Central to the new Vision is the emulation of the approach used by the UK Vaccines Taskforce to fully exploit the private sector expertise while removing unnecessary bureaucracy. New regulatory freedoms and opportunities are expected for the UK life science business sector as a result of the country’s new position outside the EU. The UK’s regulatory agency MHRA is expected to act as an independent, sovereign regulator with great agility and with a focus on getting vaccines, drugs, and technologies to patients as safely and quickly as possible.
“The BIA’s focus will be to increase the expert pool of UK based capital needed for innovative UK life science firms to grow to scale. This will enable UK investors and pension savers, to secure the economic benefit from this burgeoning golden age for UK life sciences while at the same time enabling NHS patients to secure the health benefit of global biotech innovation”, said BIA’s Chief Executive and former member of the Vaccine Taskforce Steve Bates.

A new Code of Practice for the pharmaceutical industry
The renewal of the UK’s landscape in life sciences also pass through the new Code of Practice for the Pharmaceutical Industry, which has become operative since 1st July 2021 without transition period, with the exception of companies wishing to continue with ongoing Medical and Educational Goods and Services where the transition period will close on 31 December 2021.
The Code published by the Association of British Pharmaceutical Industry (ABPI) is operated under the supervision of the Prescription Medicines Code of Practice Authority (PMCPA), established by ABPI in 1993 as an independent organism. The previous version of the code was released in 2019.
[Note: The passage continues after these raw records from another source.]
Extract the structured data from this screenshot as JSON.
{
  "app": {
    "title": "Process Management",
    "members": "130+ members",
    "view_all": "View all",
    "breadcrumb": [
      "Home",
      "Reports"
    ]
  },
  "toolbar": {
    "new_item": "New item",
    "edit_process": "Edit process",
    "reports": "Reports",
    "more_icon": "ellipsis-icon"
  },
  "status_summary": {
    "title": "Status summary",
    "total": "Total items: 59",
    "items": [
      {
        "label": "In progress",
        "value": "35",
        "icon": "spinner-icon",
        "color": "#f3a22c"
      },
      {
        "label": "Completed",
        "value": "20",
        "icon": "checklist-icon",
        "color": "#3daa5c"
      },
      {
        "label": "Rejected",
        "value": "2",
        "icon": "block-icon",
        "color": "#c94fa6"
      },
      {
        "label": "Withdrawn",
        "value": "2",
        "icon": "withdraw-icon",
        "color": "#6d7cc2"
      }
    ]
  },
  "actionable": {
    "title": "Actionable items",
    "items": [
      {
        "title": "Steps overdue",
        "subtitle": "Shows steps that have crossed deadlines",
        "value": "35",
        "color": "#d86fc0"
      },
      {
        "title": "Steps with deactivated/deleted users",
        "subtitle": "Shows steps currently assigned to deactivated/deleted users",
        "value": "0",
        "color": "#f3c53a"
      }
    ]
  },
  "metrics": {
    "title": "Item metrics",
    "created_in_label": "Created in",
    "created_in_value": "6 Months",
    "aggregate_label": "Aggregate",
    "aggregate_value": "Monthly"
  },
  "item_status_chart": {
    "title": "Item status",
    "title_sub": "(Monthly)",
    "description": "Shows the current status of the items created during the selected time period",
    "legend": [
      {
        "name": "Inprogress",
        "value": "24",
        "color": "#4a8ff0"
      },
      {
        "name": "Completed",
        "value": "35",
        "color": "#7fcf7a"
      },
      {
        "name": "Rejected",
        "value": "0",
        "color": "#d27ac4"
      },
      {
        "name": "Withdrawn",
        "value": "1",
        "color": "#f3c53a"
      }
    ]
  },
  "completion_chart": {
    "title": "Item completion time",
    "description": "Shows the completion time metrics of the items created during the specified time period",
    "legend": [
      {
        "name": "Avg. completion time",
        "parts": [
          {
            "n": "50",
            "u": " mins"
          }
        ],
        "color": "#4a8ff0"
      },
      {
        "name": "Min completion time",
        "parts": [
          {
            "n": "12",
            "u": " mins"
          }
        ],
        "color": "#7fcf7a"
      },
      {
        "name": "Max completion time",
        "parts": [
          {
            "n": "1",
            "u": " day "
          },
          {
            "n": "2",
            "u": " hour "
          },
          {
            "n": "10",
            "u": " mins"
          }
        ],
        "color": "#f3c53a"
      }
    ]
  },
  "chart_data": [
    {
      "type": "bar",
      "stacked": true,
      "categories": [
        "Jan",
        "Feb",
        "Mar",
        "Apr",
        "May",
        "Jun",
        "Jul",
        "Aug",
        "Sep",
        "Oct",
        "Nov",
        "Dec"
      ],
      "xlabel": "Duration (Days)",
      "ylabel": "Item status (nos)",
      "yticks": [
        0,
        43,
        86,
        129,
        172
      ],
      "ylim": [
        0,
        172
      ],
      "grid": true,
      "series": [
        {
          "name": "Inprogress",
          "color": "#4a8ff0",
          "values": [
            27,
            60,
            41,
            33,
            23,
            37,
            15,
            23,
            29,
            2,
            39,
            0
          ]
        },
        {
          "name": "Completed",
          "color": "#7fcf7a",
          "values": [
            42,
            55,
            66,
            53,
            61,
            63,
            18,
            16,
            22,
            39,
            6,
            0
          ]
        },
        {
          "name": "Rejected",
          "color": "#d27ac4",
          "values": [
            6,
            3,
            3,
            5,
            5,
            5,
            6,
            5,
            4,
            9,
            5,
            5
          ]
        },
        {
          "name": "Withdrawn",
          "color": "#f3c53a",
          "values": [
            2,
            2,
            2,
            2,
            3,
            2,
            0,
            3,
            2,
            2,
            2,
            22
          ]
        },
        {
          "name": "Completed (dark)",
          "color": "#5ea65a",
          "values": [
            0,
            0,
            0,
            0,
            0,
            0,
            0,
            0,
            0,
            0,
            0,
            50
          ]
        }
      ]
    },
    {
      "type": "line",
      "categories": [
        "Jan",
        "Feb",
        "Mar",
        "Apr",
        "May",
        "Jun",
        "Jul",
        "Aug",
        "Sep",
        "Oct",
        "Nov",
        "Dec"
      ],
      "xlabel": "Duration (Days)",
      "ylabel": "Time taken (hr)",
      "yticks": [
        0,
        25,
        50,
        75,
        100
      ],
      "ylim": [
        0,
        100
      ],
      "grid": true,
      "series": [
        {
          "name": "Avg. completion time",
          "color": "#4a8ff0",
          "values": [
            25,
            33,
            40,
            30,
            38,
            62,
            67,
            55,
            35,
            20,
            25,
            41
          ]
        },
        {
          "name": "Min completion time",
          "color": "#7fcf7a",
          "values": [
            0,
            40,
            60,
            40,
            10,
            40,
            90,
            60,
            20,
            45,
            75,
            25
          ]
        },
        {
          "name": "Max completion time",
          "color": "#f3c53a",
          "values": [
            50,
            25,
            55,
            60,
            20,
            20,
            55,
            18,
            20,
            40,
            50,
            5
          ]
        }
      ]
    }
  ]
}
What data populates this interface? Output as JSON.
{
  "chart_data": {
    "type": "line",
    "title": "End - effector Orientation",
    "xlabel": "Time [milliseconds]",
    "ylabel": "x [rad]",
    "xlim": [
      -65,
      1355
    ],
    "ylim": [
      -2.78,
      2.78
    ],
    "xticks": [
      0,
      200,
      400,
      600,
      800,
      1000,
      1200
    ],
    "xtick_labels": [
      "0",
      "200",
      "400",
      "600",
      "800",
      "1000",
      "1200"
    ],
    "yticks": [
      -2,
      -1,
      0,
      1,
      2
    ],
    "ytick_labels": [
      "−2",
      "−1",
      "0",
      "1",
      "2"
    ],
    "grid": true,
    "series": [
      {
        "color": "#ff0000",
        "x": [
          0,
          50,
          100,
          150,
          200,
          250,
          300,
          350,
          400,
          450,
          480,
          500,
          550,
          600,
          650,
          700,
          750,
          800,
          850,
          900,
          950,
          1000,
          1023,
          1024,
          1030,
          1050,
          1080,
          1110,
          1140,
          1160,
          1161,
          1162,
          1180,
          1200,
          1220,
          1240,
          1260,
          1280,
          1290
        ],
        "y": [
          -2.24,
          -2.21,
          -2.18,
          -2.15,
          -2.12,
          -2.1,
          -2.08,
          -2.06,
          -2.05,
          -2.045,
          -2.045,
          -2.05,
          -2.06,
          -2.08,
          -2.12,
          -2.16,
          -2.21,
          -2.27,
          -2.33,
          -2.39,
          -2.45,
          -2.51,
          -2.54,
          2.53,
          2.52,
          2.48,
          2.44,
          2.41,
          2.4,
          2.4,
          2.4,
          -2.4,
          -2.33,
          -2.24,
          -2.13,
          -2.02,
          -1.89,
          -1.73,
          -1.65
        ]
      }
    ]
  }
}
The Code provides indication on the acceptable practices for the promotion of prescription medicines to both health professionals and other relevant decision makers. Requirements for interactions with health professionals and standards for the provision of information about prescription medicines to the public and patients (including patient organisations) are also included.
There are four principles inspiring the document, first among which the benefit and safety of patients. Integrity and commitment towards responsible, professional, ethics and transparent relationships, transparency and respect will guide the future activities of the UK pharmaceutical industry in the promotion of medicines.
Even if the Code refers only to activities carried out by the industry, its indications should also inspire individuals and organisations in their interactions with the pharmaceutical environment.
Training of personnel and robust operating procedures to review all materials and validate their compliance to the rules highlighted by the Code and other legal requirements are other principles inspiring the document. The Code incorporates some other references important in the field of the promotion of pharmaceutical products, among which those contained in the Codes of Practice of the International Federation of Pharmaceutical Manufacturers and Associations’ (IFPMA), the European Federation of Pharmaceutical Industries and Associations’ (EFPIA), the WHO’s Ethical Criteria for Medicinal Drug Promotion, the EU’s Directive 2001/83/EC and 2004/27/EC on human medicinal products, and the Human Medicines Regulations 2012 No. 1916.